Bahkan, Ibnu Abbas ra. menggambarkan kedermawanan Rasulullah Saw. itu lebih terasa dibandingkan hembusan angin. Dapat dibayangkan jika hembusan angin itu terasa nyaman bagi banyak orang, maka kedermawanan Rasulullah Saw. lebih terasa manfaatnya bagi banyak orang daripada tiupan angin yang nyaman itu.

Satu Tubuh

Islam menggambarkan hubungan sosial antara sesama muslim itu ibarat satu tubuh, jika satu bagian merasa sakit maka bagian tubuh yang lain pun merasakannya. Jika gigi kita sakit, maka tubuh kita ikut merasakannya, panca indera bekerja berupaya mencari jalan keluar, tangan berupaya meringankan sakitnya, kaki berjalan menuju dokter gigi hingga sakit itu dapat teratasi.

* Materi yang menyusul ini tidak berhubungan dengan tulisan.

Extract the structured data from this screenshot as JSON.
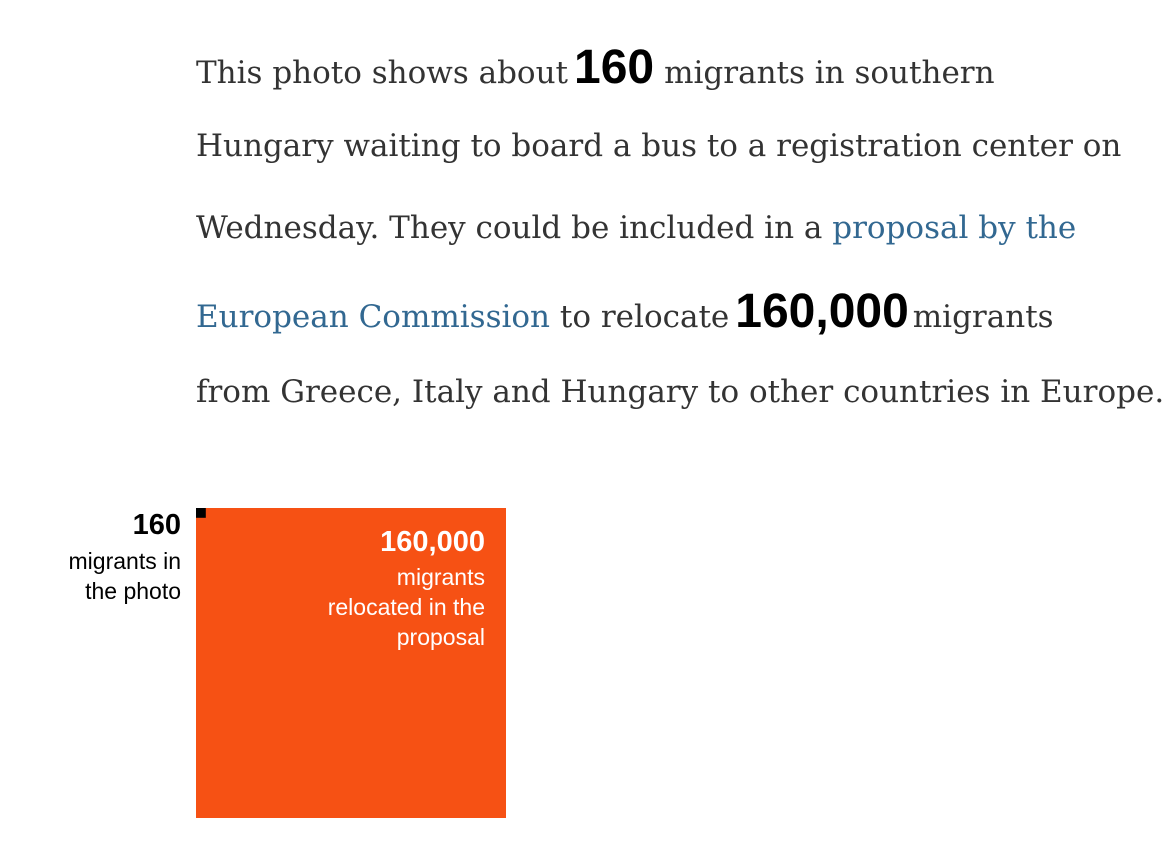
{
  "article": {
    "line1_pre": "This photo shows about",
    "photo_count": "160",
    "line1_post": "migrants in southern",
    "line2": "Hungary waiting to board a bus to a registration center on",
    "line3_pre": "Wednesday. They could be included in a",
    "link_part1": "proposal by the",
    "link_part2": "European Commission",
    "line4_mid": "to relocate",
    "relocated_count": "160,000",
    "line4_post": "migrants",
    "line5": "from Greece, Italy and Hungary to other countries in Europe."
  },
  "colors": {
    "text": "#333333",
    "link": "#326891",
    "accent": "#f65114",
    "small_square": "#000000"
  },
  "chart_data": {
    "type": "area-square",
    "items": [
      {
        "value": 160,
        "value_label": "160",
        "caption_lines": [
          "migrants in",
          "the photo"
        ]
      },
      {
        "value": 160000,
        "value_label": "160,000",
        "caption_lines": [
          "migrants",
          "relocated in the",
          "proposal"
        ]
      }
    ]
  }
}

Ini merupakan perumpamaan yang luar biasa indah dan sangat relevan jika dikaitkan dengan tema solidaritas sosial.

Sedikit pengalaman sewaktu di Mesir, warga Mesir itu baik yang kaya maupun yang biasa-biasa saja, bekerja sekuat tenaga di bulan-bulan biasa agar bisa memiliki cukup harta yang bisa disedekahkan saat bulan Ramadhan tiba, bentuknya bisa berupa infak, zakat ataupun wakaf.

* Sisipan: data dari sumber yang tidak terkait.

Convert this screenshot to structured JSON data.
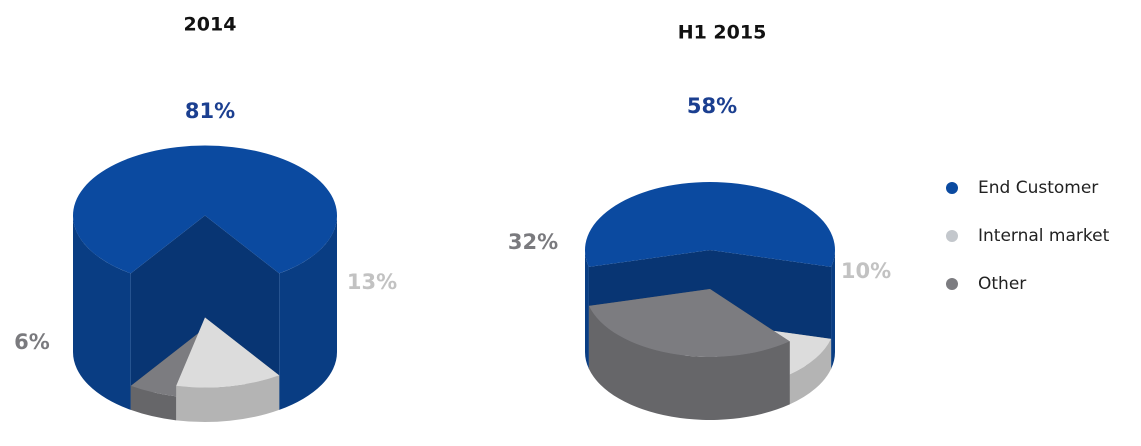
{
  "legend": {
    "categories": [
      "End Customer",
      "Internal market",
      "Other"
    ],
    "colors": [
      "#0b4aa0",
      "#dcdcdc",
      "#7c7c80"
    ]
  },
  "chart_data": [
    {
      "type": "pie",
      "title": "2014",
      "values": [
        81,
        13,
        6
      ],
      "value_labels": [
        "81%",
        "13%",
        "6%"
      ]
    },
    {
      "type": "pie",
      "title": "H1 2015",
      "values": [
        58,
        10,
        32
      ],
      "value_labels": [
        "58%",
        "10%",
        "32%"
      ]
    }
  ]
}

Maka, puasa adalah cara Islam ‘memaksa’ kita agar bisa membuka mata, mengetuk kesadaran, membangkitkan empati agar bisa saling membantu sesama yang membutuhkan sehingga terbangun kualitas hidup yang lebih baik di tengah masyarakat.[]

  Sumber : https://www.youtube.com/watch?v=KTPUZg8AnOw
Tags: -

0 Komentar :

Belum ada komentar.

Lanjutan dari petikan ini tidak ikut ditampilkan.